As espécies envolvidas no presente estudo possuem características consideradas desejáveis para o
consórcio com pastagens, como o crescimento em áreas de média e baixa fertilidade, altura total (com
exceção do C. acacióides) e formato e densidade de copa adequados ao crescimento das plantas forrageiras
(LORENZI, 2000; SALMAN et al., 2008; CECCONELLO et al., 2003). Além disso, são espécies que usos
econômicos adicionais, como madeira para comercialização e/ou uso no estabelecimento rural e uso de
frutos para alimentação animal (OLIVAL et al., 2021, SALMAN et al., 2008). A própria presença destas
espécies nas pastagens da região indica, de forma empírica, a percepção de alguns produtores rurais de
possíveis efeitos positivos no sistema produtivo. Aprofundar a investigação sobre os conhecimentos e
saberes dos produtores a este respeito pode ampliar ainda mais as opções de uso de espécies nativas na
arborização de pastagens.
Os resultados aqui apresentados demonstram a influência positiva do sombreamento para o
conteúdo de proteína da forrageira. Apesar de não ter sido identificado o nível de sombreamento exercido
pelas árvores, tanto as características das árvores amostradas neste estudo, como a condição de
isolamento, distante de outras árvores, determinou um nível de sombreamento intermediário e
intermitente. Em condições de sombreamento moderado usualmente observa-se melhoria da qualidade
nutricional da forrageira, com elevação dos teores de proteína bruta. Este fato está relacionado ao maior
tamanho de folhas e maior tamanho das células, o que resulta em maior conteúdo celular e,
consequentemente, maiores teores de nutrientes intracelulares, como proteínas (PEREIRA et al., 2018,
2017; MOREIRA et al., 2013).
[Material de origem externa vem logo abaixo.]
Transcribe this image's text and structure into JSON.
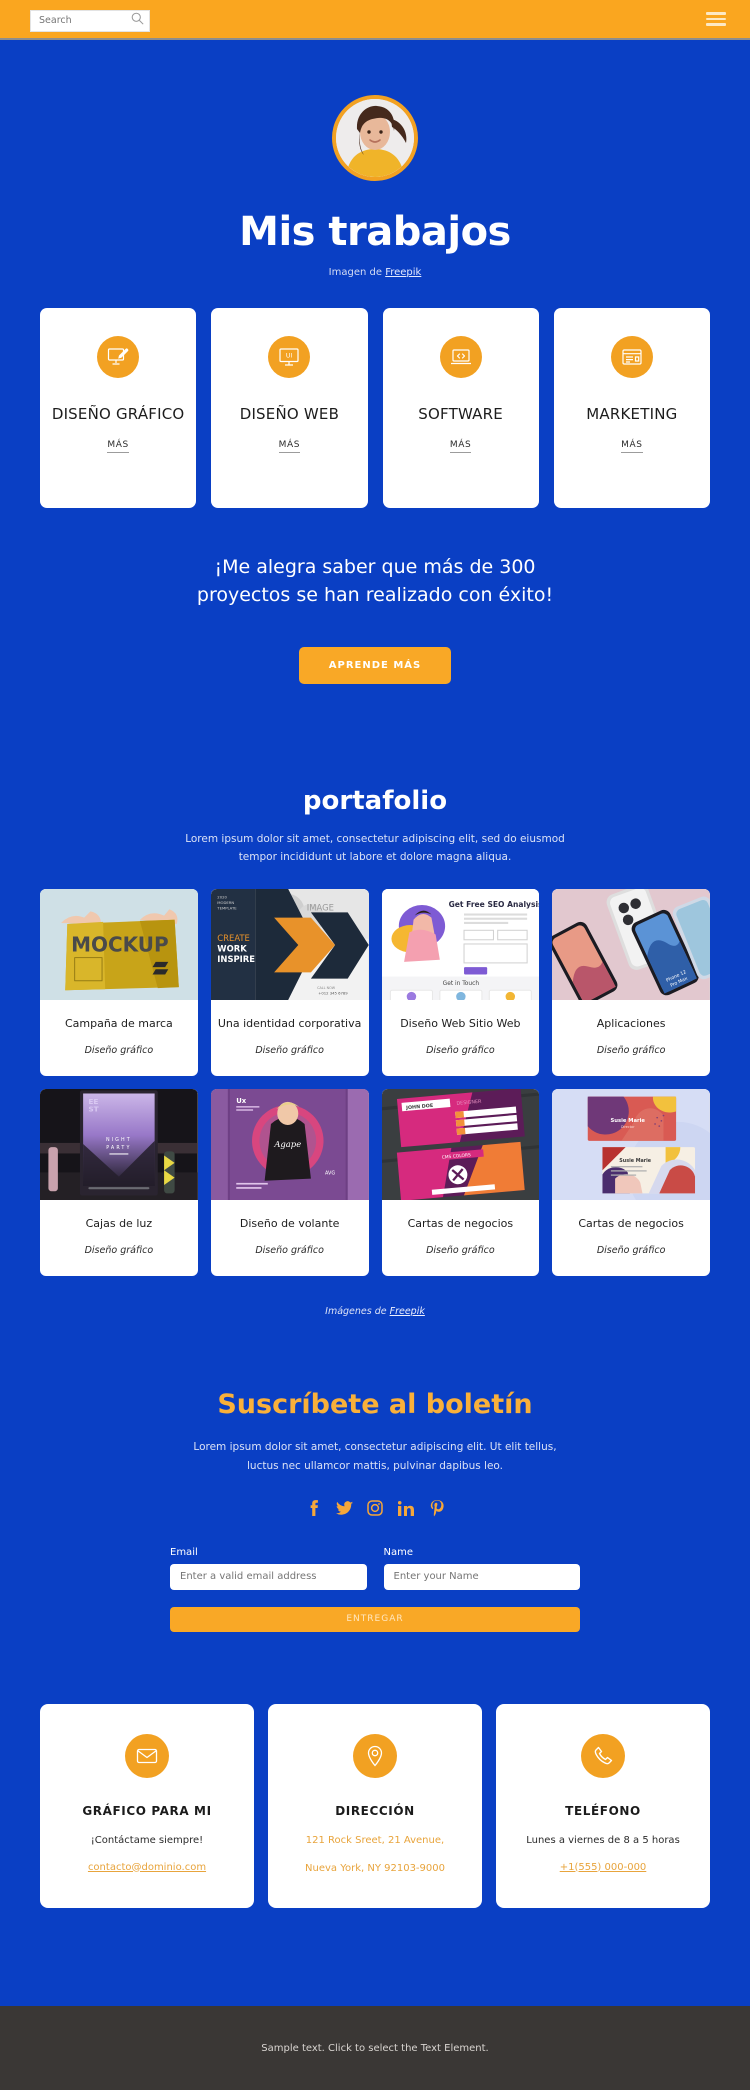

Explicações para essa alteração podem estar relacionadas ao atraso no
desenvolvimento ontogenético que ocorre em plantas cultivadas sob sombreamento, prolongando sua fase
vegetativa juvenil e permitindo a manutenção mais elevadas dos níveis metabólicos por maior período de
tempo (SOUSA, 2009). Outro mecanismo pode estar ligado a maior degradação da matéria orgânica e
ciclagem de nitrogênio sob as condições de sombreamento, especialmente quando o componente arbóreo
é constituído por leguminosas (PACIULLO et al., 2017; LEDESMA et al., 2017; WILSON, 1996).
Modificações anatômicas, morfológicas e químicas nas forrageiras em sistemas silvipastoris podem
levar a melhoria na digestibilidade e maior eficiência da fermentação ruminal, com diminuição da produção
de metano e melhor aproveitamento energético da forragem pelo animal (FROTA et al., 2017). No entanto,
estes resultados podem ser variáveis dependendo da forragem e do nível de sombreamento (PACIULLO et
al., 2017). A melhoria do processo de fermentação ruminal pode ainda ser favorecida de forma indireta
pela melhor condição de conforto térmico nos pastos arborizados, levando a melhoria em indicadores de
bem-estar animal, em especial a melhor regulação entre os tempos de ruminação, pastejo e ócio por parte
dos animais (OLIVAL et al., 2020; MANCERA et al., 2018).
Para a otimização ecológica e produtiva, a escolha das espécies para arborizar as pastagens pode
estar embasada nas funções que as diferentes espécies poderão exercer no sistema. Neste sentido, além
do fornecimento de sombra para os animais e madeira, seja para venda ou para uso interno nos
estabelecimentos rurais, pode-se planejar a arborização para o incremento de produtividade das
pastagens, seja pela melhoria na qualidade nutricional da planta forrageira ou na diminuição dos impactos
da sazonalidade, garantindo produção de biomassa de forma mais regular ao longo do ano. A despeito das
limitações metodológicas do presente estudo, dada a dificuldade em encontrar pastagens que atendam aos
critérios de pesquisa, os resultados indicam que todas as espécies estudadas apresentam características
desejáveis para estabelecimento de sistemas silvipastoris biodiversos.